Elizabeth Anne Wells Cannon
Elizabeth Anne “Annie” Wells Cannon was a prominent Utah women’s suffragist, charter member of the Utah Red Cross, and president of the Daughters of Utah Pioneers. She served in the Utah House of Representatives from 1913 to 1915, and in 1921.
Annie, a daughter of Daniel H. Wells and Emmeline B. Wells, worked for fifteen years as a reporter and assistant editor for the Woman’s Exponent, the Utah Suffrage paper that her mother published and edited. In 1883 she wrote The History and Objectives of the Relief Society and co-authored the Relief Society Handbook.

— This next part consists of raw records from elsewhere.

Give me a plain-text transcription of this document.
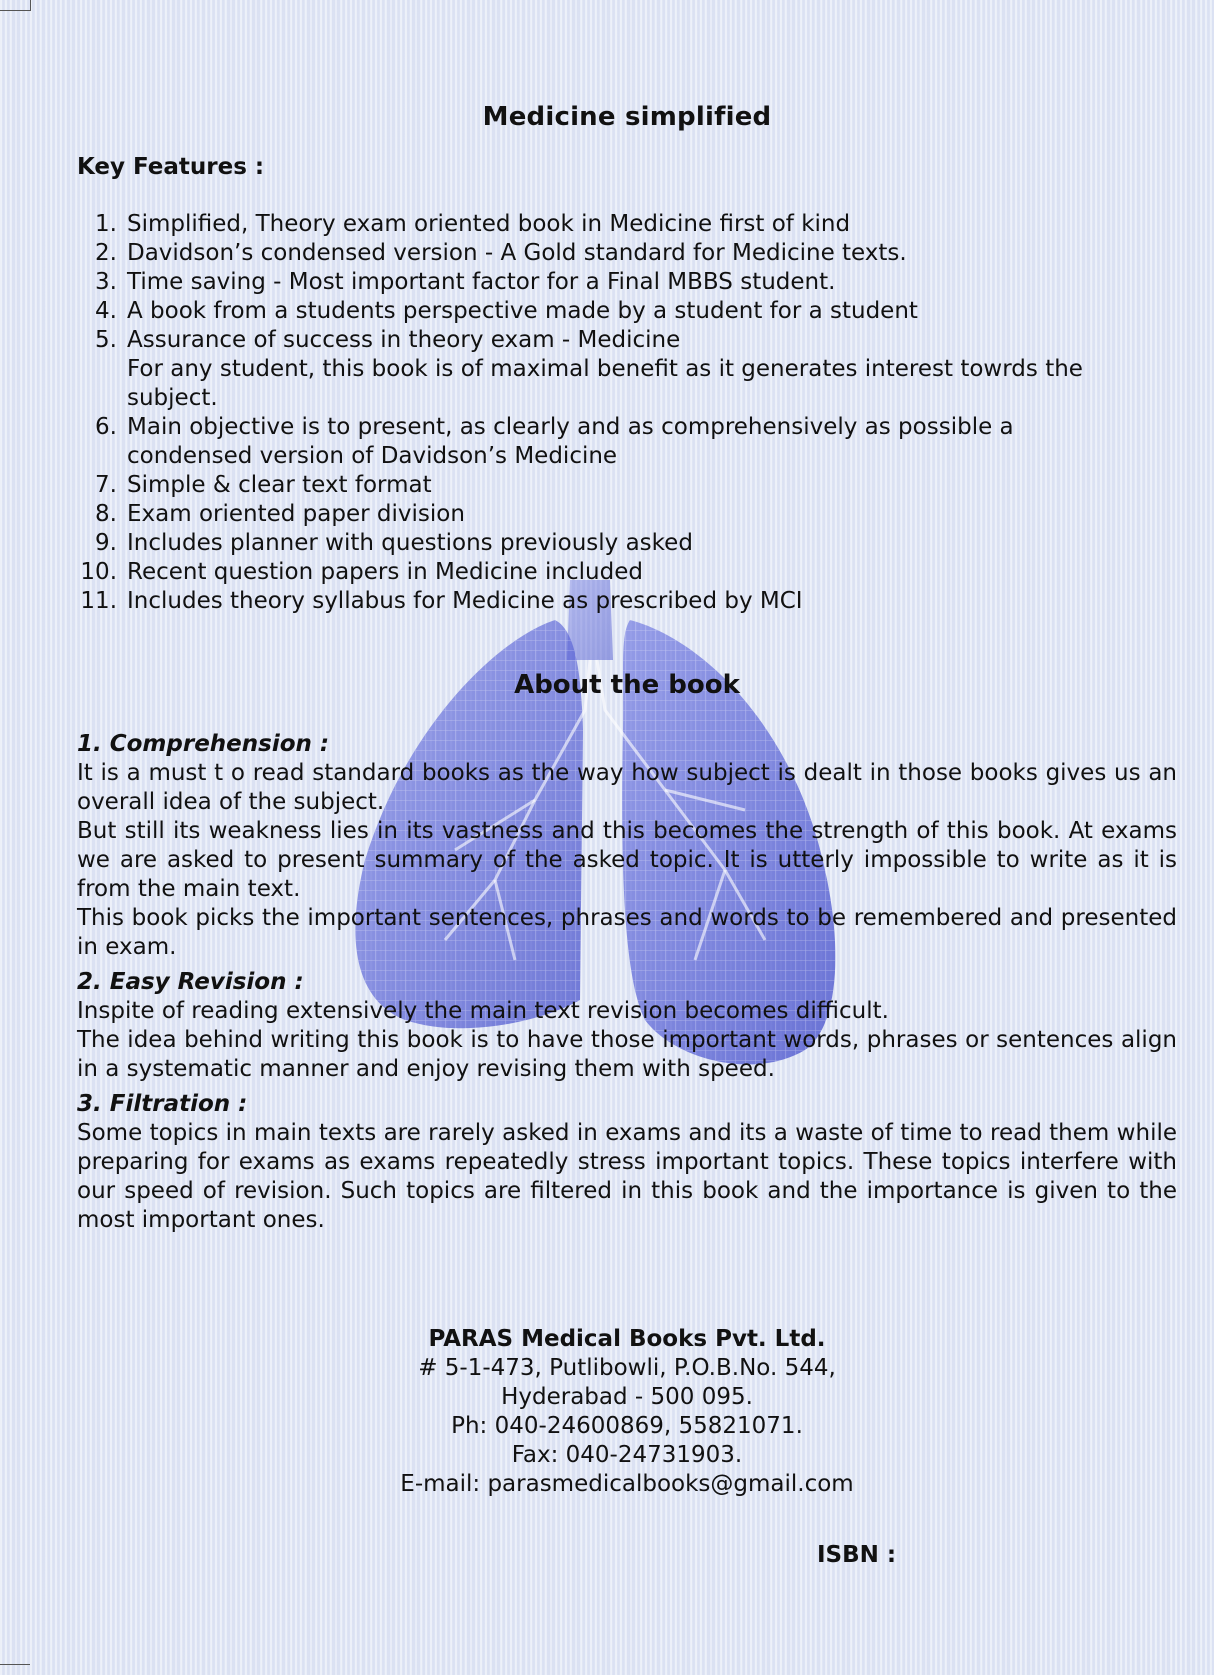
Medicine simplified

Key Features :

1. Simplified, Theory exam oriented book in Medicine first of kind
2. Davidson’s condensed version - A Gold standard for Medicine texts.
3. Time saving - Most important factor for a Final MBBS student.
4. A book from a students perspective made by a student for a student
5. Assurance of success in theory exam - Medicine
For any student, this book is of maximal benefit as it generates interest towrds the subject.
6. Main objective is to present, as clearly and as comprehensively as possible a condensed version of Davidson’s Medicine
7. Simple & clear text format
8. Exam oriented paper division
9. Includes planner with questions previously asked
10. Recent question papers in Medicine included
11. Includes theory syllabus for Medicine as prescribed by MCI
About the book

1. Comprehension :

It is a must t o read standard books as the way how subject is dealt in those books gives us an overall idea of the subject.

But still its weakness lies in its vastness and this becomes the strength of this book. At exams we are asked to present summary of the asked topic. It is utterly impossible to write as it is from the main text.

This book picks the important sentences, phrases and words to be remembered and presented in exam.

2. Easy Revision :

Inspite of reading extensively the main text revision becomes difficult.

The idea behind writing this book is to have those important words, phrases or sentences align in a systematic manner and enjoy revising them with speed.

3. Filtration :

Some topics in main texts are rarely asked in exams and its a waste of time to read them while preparing for exams as exams repeatedly stress important topics. These topics interfere with our speed of revision. Such topics are filtered in this book and the importance is given to the most important ones.

PARAS Medical Books Pvt. Ltd.
# 5-1-473, Putlibowli, P.O.B.No. 544,
Hyderabad - 500 095.
Ph: 040-24600869, 55821071.
Fax: 040-24731903.
E-mail: parasmedicalbooks@gmail.com
ISBN :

She also wrote prose and verse that she had published in other magazines and newspapers. She was a member of several associations, including the Board of Directors of the American Relief Association, the National Woman’s Relief Society. U.S. president Herbert Hoover selected her to be Utah’s chairman for the European Relief Drive.
She was associate vice-president of the American Flag Association in 1918. She was national historian and twice state president of the Service Star Legion. She belonged to the American Woman’s Association, the Utah Woman’s Press Club, and the Order of Bookfellows.
Annie was born on December 7, 1859, in Salt Lake City. She married John Quayle Cannon and bore twelve children. She died of Hodgkin’s lymphoma in Salt Lake City on September 2, 1942.